Interesting facts: Like all sharks Great whites have an extra sense called the Ampullae of Lorenzini allowing them to detect the electromagnetic field which enables them to be able to sense the movement of other animals. The movement of any living creature creates an electrical field that can detect s billionth of a volt.

Every time a living creature moves it creates an electrical field and because of the extra sense a Great White can detect half a billionth volt. To make a comparison it is the same as detecting a flashflight battery from a distance of 1,600km away.

The Great White is able to maintain its body temperature as warmer than the surrounding water this is called “rete mirabile” this makes them poikilothermic. This allows sharks to hunt for fast moving sea lions. The web-like structure of veins and arteries are situated down the lateral side of the shark - this warms the cooler arterial blood with the venous blood allowing the shark to conserve heat.

The Great White shark reaches maturity at the age of 9. They grow approximately 25-30 cm per year. The females will have a litter of about 7-9 pups and she will only reproduce twice in her whole life.

The great white shark is one of only a few sharks known to regularly lift its head above the sea surface to gaze at other objects such as prey; this is known “sky hopping”. 


Endangered: Excessive and unregulated trade has resulted in the decimation of Great Whites. The U.N. affiliated Convention on International Trade in Endangered Species is asking for increased protection of the sharks, whose teeth and jaws can fetch tens of thousands of dollars. Now trade will be closely monitored, and hopefully banned completely if great white numbers keep falling.

The general picture is that overall there is a long-term decline in the abundance of Great White Sharks in Australian waters.
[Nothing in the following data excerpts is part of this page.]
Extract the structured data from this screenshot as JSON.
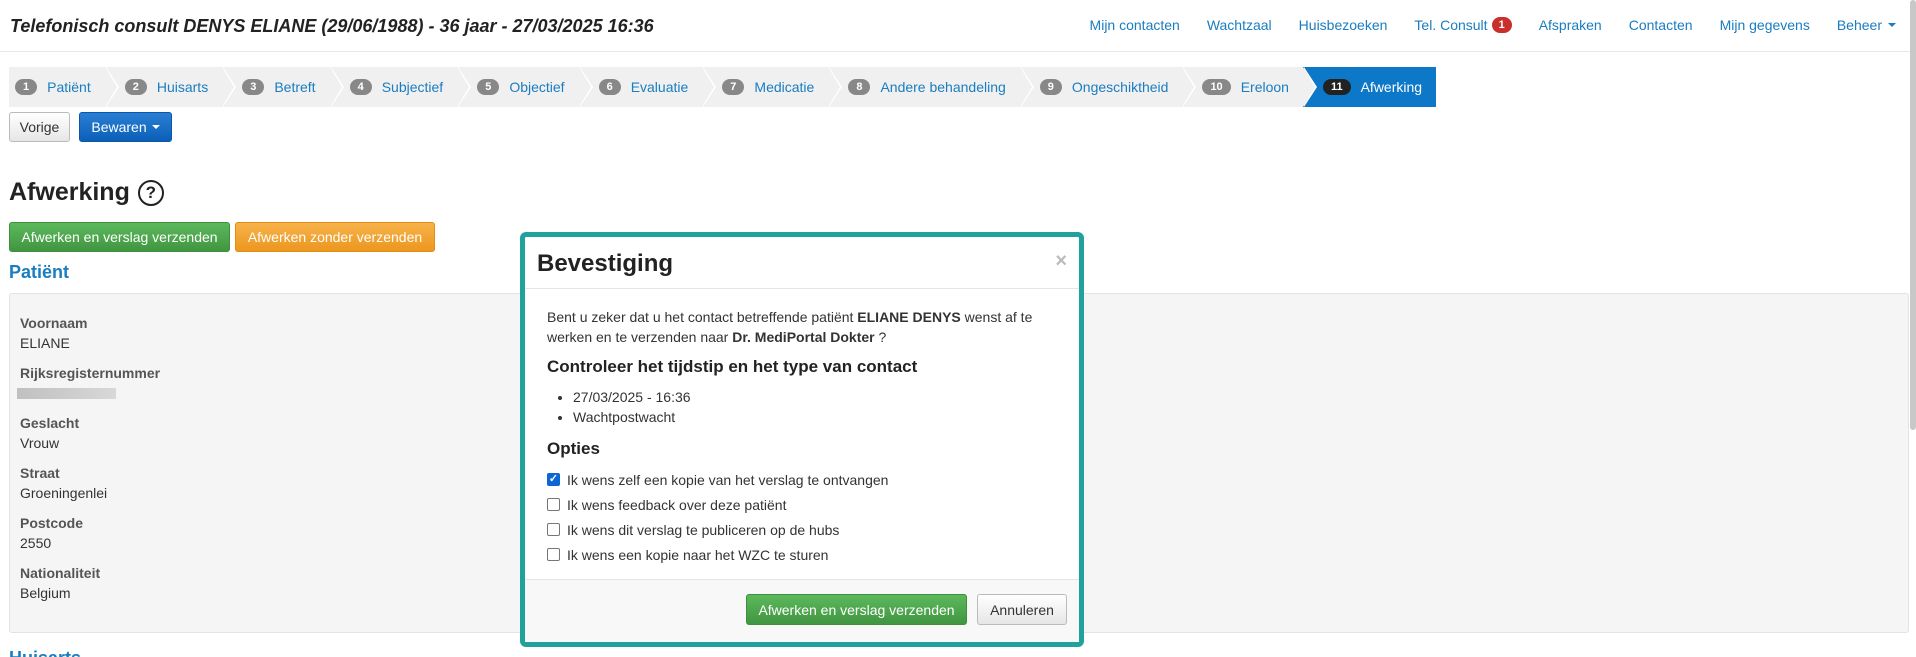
{
  "header": {
    "title": "Telefonisch consult DENYS ELIANE (29/06/1988) - 36 jaar - 27/03/2025 16:36",
    "nav": [
      {
        "label": "Mijn contacten"
      },
      {
        "label": "Wachtzaal"
      },
      {
        "label": "Huisbezoeken"
      },
      {
        "label": "Tel. Consult",
        "badge": "1"
      },
      {
        "label": "Afspraken"
      },
      {
        "label": "Contacten"
      },
      {
        "label": "Mijn gegevens"
      },
      {
        "label": "Beheer",
        "dropdown": true
      }
    ]
  },
  "steps": [
    {
      "num": "1",
      "label": "Patiënt"
    },
    {
      "num": "2",
      "label": "Huisarts"
    },
    {
      "num": "3",
      "label": "Betreft"
    },
    {
      "num": "4",
      "label": "Subjectief"
    },
    {
      "num": "5",
      "label": "Objectief"
    },
    {
      "num": "6",
      "label": "Evaluatie"
    },
    {
      "num": "7",
      "label": "Medicatie"
    },
    {
      "num": "8",
      "label": "Andere behandeling"
    },
    {
      "num": "9",
      "label": "Ongeschiktheid"
    },
    {
      "num": "10",
      "label": "Ereloon"
    },
    {
      "num": "11",
      "label": "Afwerking",
      "active": true
    }
  ],
  "toolbar": {
    "prev_label": "Vorige",
    "save_label": "Bewaren"
  },
  "main": {
    "title": "Afwerking",
    "help_glyph": "?",
    "finish_send_label": "Afwerken en verslag verzenden",
    "finish_nosend_label": "Afwerken zonder verzenden",
    "patient_section": "Patiënt",
    "next_section": "Huisarts"
  },
  "patient": {
    "first_name_label": "Voornaam",
    "first_name": "ELIANE",
    "rrn_label": "Rijksregisternummer",
    "gender_label": "Geslacht",
    "gender": "Vrouw",
    "street_label": "Straat",
    "street": "Groeningenlei",
    "postcode_label": "Postcode",
    "postcode": "2550",
    "nationality_label": "Nationaliteit",
    "nationality": "Belgium"
  },
  "modal": {
    "title": "Bevestiging",
    "close": "×",
    "intro_a": "Bent u zeker dat u het contact betreffende patiënt ",
    "patient_name": "ELIANE DENYS",
    "intro_b": " wenst af te werken en te verzenden naar ",
    "doctor": "Dr. MediPortal Dokter",
    "intro_c": " ?",
    "check_heading": "Controleer het tijdstip en het type van contact",
    "contact_datetime": "27/03/2025 - 16:36",
    "contact_type": "Wachtpostwacht",
    "options_heading": "Opties",
    "options": [
      {
        "label": "Ik wens zelf een kopie van het verslag te ontvangen",
        "checked": true
      },
      {
        "label": "Ik wens feedback over deze patiënt",
        "checked": false
      },
      {
        "label": "Ik wens dit verslag te publiceren op de hubs",
        "checked": false
      },
      {
        "label": "Ik wens een kopie naar het WZC te sturen",
        "checked": false
      }
    ],
    "confirm_label": "Afwerken en verslag verzenden",
    "cancel_label": "Annuleren"
  },
  "colors": {
    "link": "#1a7dc0",
    "active_step": "#0d77c8",
    "modal_border": "#21a19c",
    "badge": "#c9302c"
  }
}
Globally, in the last 50 years there has been a reported decline of between 60-95% in Great White Shark numbers.

Great White Sharks in Australian waters face threat from commercial and recreational fisheries, trade, tag and release practices, shark control activities. 


Myth: The most common myth is that because of poor vision, Great Whites attack divers and surfers in wet suits, mistaking them for seals and sea lions, their main prey. Great whites in fact are sharp sighted seeing in colour and do not mistake humans for prey but are however curious. Hence the reason they slowly approach humans and take a bite as opposed to the way in which they attack seals and seal lions. They now believe that sharks see as well below the surface as humans do above. They use their teeth to detect what an object is.

Humans are not healthy eating for great white sharks because the sharks’ digestion is too slow to cope with the human body’s high ratio of bone to muscle and fat. It is for this reason that in most recorded incidences, great whites break off contact after the first bite. Fatalities are normally caused by loss of blood from the initial injury instead of from critical organ loss or from whole consumption.